RESEARCH ARTICLE


Relationship between Uric Acid Levels and Diagnostic and Prognostic Outcomes in Acute Heart Failure



Queen Henry-Okafor1, Sean P. Collins2, Cathy A. Jenkins1, Karen F. Miller1, David J. Maron1, Allen J. Naftilan1, Neal Weintraub3, Gregory J. Fermann2, John McPherson1, Santosh Menon4, Douglas B. Sawyer1, Alan B. Storrow1, *
1 Department of Cardiovascular Medicine, Department of Emergency Medicine and the Department of Biostatistics, Vanderbilt University School of Medicine, Nashville, TN, USA
2 Department of Emergency Medicine, University of Cincinnati, OH, USA
3 Division of Cardiology, Department of Internal Medicine, University of Cincinnati, OH, USA
4 Department of Cardiovascular Medicine The Ohio Heart & Vascular Center, The Christ Hospital in Cincinnati, OH, USA


© 2012 Henry-Okafor et al.

open-access license: This is an open access article distributed under the terms of the Creative Commons Attribution 4.0 International Public License (CC-BY 4.0), a copy of which is available at: https://creativecommons.org/licenses/by/4.0/legalcode. This license permits unrestricted use, distribution, and reproduction in any medium, provided the original author and source are credited.

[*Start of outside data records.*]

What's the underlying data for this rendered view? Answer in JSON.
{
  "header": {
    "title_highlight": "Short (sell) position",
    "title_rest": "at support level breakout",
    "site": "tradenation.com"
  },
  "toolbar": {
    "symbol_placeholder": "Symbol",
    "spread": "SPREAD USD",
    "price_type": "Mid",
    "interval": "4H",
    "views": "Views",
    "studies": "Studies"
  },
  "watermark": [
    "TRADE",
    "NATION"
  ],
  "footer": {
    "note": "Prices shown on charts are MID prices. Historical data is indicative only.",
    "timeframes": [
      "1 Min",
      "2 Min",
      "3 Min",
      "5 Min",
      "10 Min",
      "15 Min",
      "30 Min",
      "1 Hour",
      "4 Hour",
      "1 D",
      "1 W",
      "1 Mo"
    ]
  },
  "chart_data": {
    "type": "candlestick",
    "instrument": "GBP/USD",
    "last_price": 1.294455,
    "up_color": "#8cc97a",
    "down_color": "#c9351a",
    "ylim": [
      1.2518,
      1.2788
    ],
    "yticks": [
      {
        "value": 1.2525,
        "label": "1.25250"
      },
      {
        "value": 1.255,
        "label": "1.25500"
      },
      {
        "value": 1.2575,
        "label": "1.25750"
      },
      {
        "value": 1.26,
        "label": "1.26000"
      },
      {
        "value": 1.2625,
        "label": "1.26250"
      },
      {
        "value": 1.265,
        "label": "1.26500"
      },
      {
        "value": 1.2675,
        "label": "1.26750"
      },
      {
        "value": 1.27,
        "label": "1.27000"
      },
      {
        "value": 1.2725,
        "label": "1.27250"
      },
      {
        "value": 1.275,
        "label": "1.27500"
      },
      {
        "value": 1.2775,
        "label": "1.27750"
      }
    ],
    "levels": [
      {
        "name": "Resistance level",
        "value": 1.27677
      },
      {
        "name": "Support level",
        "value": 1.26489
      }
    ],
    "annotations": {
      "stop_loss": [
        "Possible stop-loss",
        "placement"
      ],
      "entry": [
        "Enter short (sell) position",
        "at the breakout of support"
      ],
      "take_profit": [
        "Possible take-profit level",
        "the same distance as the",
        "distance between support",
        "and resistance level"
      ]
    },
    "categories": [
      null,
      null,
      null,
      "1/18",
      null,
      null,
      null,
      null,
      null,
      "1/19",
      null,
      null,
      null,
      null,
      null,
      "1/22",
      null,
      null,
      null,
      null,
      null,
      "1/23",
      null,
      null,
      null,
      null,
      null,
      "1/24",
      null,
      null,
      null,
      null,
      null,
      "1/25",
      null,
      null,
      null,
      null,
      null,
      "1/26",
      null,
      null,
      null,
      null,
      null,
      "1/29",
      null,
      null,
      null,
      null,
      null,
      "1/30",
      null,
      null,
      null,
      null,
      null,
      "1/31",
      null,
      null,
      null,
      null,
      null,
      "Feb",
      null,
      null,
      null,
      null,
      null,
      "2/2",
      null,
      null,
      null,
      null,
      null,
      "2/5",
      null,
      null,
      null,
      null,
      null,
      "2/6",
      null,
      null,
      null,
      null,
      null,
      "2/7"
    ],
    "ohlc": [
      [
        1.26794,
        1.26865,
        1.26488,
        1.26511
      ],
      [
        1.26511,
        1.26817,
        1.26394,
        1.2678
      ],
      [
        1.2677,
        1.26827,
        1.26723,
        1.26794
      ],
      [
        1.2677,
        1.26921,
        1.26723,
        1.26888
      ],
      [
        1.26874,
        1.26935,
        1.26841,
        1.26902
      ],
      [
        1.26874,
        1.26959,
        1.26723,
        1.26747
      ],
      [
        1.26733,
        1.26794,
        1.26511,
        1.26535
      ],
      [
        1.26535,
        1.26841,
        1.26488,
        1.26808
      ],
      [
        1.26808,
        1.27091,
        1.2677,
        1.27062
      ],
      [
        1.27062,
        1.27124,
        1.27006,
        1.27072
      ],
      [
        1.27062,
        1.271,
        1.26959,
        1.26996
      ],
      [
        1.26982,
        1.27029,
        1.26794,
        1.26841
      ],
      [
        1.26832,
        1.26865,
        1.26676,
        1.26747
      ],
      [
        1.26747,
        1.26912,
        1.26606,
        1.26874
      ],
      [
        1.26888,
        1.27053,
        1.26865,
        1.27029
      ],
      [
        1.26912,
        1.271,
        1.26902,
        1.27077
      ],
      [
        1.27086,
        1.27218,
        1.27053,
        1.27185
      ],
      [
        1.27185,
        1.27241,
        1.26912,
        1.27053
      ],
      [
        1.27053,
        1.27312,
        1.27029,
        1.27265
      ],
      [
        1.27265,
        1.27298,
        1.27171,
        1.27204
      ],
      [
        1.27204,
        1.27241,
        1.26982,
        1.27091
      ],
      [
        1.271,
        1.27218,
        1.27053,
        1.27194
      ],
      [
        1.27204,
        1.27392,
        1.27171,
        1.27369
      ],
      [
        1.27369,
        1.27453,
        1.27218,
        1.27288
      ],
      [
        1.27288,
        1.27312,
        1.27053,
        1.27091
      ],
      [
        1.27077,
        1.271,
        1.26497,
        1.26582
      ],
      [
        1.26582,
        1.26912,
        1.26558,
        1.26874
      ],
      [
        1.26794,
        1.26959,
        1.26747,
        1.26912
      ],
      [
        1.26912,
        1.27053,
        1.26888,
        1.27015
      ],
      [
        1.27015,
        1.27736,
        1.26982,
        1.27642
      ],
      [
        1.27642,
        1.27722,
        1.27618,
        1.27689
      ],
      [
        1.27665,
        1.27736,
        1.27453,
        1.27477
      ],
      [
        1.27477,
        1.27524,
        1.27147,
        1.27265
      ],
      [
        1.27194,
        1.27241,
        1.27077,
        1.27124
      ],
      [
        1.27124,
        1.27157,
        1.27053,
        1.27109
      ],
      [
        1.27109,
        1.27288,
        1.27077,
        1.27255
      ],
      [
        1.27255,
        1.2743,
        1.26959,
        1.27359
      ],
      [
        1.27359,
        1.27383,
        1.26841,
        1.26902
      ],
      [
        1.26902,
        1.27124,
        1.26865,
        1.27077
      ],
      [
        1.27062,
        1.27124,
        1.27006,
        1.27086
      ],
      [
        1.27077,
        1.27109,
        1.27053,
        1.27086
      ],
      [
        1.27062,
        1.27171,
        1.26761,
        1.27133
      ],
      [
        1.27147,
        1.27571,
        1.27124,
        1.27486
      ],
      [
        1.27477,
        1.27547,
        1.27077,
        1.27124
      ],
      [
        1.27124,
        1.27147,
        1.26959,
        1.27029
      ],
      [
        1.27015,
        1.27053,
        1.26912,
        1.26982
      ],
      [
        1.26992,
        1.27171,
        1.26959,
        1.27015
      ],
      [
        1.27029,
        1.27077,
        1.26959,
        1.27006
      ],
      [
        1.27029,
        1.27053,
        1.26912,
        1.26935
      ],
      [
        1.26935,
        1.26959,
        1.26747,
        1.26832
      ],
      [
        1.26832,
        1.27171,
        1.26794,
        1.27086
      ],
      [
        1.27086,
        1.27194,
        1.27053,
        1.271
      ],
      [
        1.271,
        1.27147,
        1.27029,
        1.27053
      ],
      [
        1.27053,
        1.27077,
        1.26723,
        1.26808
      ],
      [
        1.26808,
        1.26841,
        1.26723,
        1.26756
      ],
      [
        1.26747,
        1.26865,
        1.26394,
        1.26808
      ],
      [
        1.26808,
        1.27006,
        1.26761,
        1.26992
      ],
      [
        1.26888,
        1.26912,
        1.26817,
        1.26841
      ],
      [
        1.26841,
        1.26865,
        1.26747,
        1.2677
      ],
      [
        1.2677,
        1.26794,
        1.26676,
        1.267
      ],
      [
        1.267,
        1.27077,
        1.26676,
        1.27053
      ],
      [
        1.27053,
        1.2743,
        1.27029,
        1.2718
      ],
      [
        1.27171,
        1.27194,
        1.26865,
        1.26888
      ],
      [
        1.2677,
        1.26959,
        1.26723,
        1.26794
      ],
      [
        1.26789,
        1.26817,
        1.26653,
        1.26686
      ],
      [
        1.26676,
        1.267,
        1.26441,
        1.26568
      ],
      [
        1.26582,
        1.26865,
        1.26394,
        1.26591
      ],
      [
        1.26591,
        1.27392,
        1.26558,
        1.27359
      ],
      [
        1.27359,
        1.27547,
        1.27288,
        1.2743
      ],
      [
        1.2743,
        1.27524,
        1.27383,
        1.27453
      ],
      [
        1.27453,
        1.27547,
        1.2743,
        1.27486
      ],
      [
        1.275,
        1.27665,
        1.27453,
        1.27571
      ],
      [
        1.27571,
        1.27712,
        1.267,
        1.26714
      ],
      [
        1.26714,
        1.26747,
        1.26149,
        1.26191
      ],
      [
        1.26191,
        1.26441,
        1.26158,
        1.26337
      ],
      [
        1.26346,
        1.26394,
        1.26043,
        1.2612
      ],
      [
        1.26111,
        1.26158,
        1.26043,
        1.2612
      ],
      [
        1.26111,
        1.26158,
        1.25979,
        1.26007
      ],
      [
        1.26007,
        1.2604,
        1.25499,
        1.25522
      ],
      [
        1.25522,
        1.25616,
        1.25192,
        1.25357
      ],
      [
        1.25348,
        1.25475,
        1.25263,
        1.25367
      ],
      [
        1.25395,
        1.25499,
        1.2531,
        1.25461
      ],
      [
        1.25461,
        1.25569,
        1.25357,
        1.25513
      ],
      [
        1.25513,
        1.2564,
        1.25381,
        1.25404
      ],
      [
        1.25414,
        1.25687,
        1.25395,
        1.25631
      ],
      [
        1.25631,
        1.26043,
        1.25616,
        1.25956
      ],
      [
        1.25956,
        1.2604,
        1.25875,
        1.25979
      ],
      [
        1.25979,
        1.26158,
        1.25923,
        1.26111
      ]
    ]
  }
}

* Address correspondence to this author at the Research and Academic Af-fairs Department of Emergency Medicine Vanderbilt University Medical Center 1313 21st Avenue, South 703 Oxford House Nashville, TN 37232-4700 USA; Tel: (615) 936-5934; Fax: (615) 936-4490; E-mail: alan.b.storrow@vanderbilt.edu


Abstract

Objectives:

We evaluated the association of plasma uric acid alone and in combination with b-type natriuretic peptide (BNP) for emergency department (ED) diagnosis and 30-day prognosis in patients evaluated for acute heart failure (AHF).

Methods:

We prospectively enrolled 322 adult ED patients with suspected AHF. Wilcoxon rank sum test, multivariable logistic regression and likelihood ratio (LR) tests were used for statistical analyses.

Results:

Uric acid's diagnostic utility was poor and failed to show significant associations with 30-day clinical outcomes. Uric acid also did not add significantly to BNP results.

Conclusion:

Among ED patients with suspected AHF, uric acid has poor diagnostic and prognostic utility

Keywords: Acute heart failure, uric acid, b-type natriuretic peptide, prognostic outcomes.